Workflow Completion

Once Cylc has run all of the tasks in the graph (i.e. once it has reached the end of the workflow and there are no tasks left), the workflow will shut down automatically.

A workflow with no tasks left is said to have “completed”.

When you restart a workflow, it will restart in the same state it shut down in. So if you restart a completed workflow (one with no remaining tasks), it will come back with no tasks. Having no more tasks to run, the workflow will automatically shut down after the configured restart timeout.

If you want to re-run some tasks in a completed workflow, restart the workflow then re-trigger the selected tasks or trigger a new flow to run through the graph (before the restart timeout passes).

A common pattern is to restart a completed workflow and extend it for a few cycles. The easiest way to achieve this is to use the stop after cycle point rather than the final cycle point, this prevents the workflow from completing, making it easier to restart it from where it left off. For a worked example, see Extending Workflow.

Scheduler Stall

If Cylc is unable to make progress through the graph (i.e, if the path through the graph is “blocked”), then the workflow is considered stalled.

Stalls are usually caused by unexpected task failures.

A stalled workflow has not run to completion but cannot continue without manual intervention.
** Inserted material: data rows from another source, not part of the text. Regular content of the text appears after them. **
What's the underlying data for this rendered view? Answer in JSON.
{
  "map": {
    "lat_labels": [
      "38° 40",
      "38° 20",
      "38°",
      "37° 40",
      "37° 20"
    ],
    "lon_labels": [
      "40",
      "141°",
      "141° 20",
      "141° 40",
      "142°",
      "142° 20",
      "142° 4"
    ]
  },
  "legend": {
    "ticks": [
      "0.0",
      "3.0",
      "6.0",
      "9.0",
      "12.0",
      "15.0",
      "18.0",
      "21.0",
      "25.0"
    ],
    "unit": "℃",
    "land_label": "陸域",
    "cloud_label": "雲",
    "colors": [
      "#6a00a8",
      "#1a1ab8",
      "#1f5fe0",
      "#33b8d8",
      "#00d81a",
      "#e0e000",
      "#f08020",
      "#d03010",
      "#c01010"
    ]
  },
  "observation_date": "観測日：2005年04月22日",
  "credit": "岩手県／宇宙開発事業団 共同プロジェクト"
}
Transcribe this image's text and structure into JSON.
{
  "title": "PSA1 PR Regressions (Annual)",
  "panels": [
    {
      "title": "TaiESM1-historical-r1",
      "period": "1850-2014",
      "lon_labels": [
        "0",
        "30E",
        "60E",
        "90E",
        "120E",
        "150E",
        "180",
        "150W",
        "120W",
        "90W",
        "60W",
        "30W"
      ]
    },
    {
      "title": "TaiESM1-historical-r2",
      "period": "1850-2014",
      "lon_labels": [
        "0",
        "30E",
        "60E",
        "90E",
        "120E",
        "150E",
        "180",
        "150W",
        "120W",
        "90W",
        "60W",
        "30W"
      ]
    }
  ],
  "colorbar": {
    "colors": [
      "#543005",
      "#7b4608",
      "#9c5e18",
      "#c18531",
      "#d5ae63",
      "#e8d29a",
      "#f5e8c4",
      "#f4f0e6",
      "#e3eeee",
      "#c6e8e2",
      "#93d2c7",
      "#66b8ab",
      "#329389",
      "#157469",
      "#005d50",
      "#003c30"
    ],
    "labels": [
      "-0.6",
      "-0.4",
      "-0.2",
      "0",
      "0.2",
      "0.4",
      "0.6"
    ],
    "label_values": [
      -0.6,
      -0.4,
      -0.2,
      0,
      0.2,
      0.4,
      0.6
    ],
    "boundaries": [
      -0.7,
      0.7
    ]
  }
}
Typically this involves fixing and rerunning a failed task.

Stall Conditions

A workflow has stalled if:

  • The workflow has not run to completion (i.e, there are still tasks left for Cylc to run).

  • AND no tasks are waiting on unsatisfied external events (e.g, clock triggers and xtriggers).

  • AND All activity has ceased (i.e, no preparing, submitted or running tasks).

Stalls are caused by final status incomplete tasks and partially satisfied tasks.

These most often result from task failures that the workflow does not handle automatically by retries or graph branching.

Diagnosing Stalls

A screenshot of the Cylc GUI displaying a stalled workflow:

../../_images/gui-stall.png

In the above screenshot:

  • The stall was caused by the failure of the task 2/a.

  • The stall event is recorded in the workflow log file (shown on the right) along with the list of incomplete tasks that caused it (2/a did not complete the required outputs: succeeded).

  • In the GUI, the warning triangle will light up to notify you of the error, hover over it to see the log messages.

Stall Timeouts

A stalled scheduler stays alive for a configurable timeout period to allow you to intervene, e.g. by manually triggering an incomplete task after fixing the bug that caused it to fail.

If a stalled workflow does eventually shut down, on the stall timeout or by stop command, it will immediately stall again on restart to await manual intervention.

Stall timeout behaviour is controlled by the following configurations:

Configuration

[scheduler][events]stall timeout

The length of time before a stalled workflow will shut down.

[scheduler][events]abort on stall timeout

Whether the scheduler should shut down immediately with error status if the stall timeout is reached.

Stall Events

Cylc emits the stall event when a scheduler stalls.

Configuration

[scheduler][events]mail events=stall

Configure emails for stall events.

[scheduler][events]stall handlers

Configure custom event handlers to run on stall events.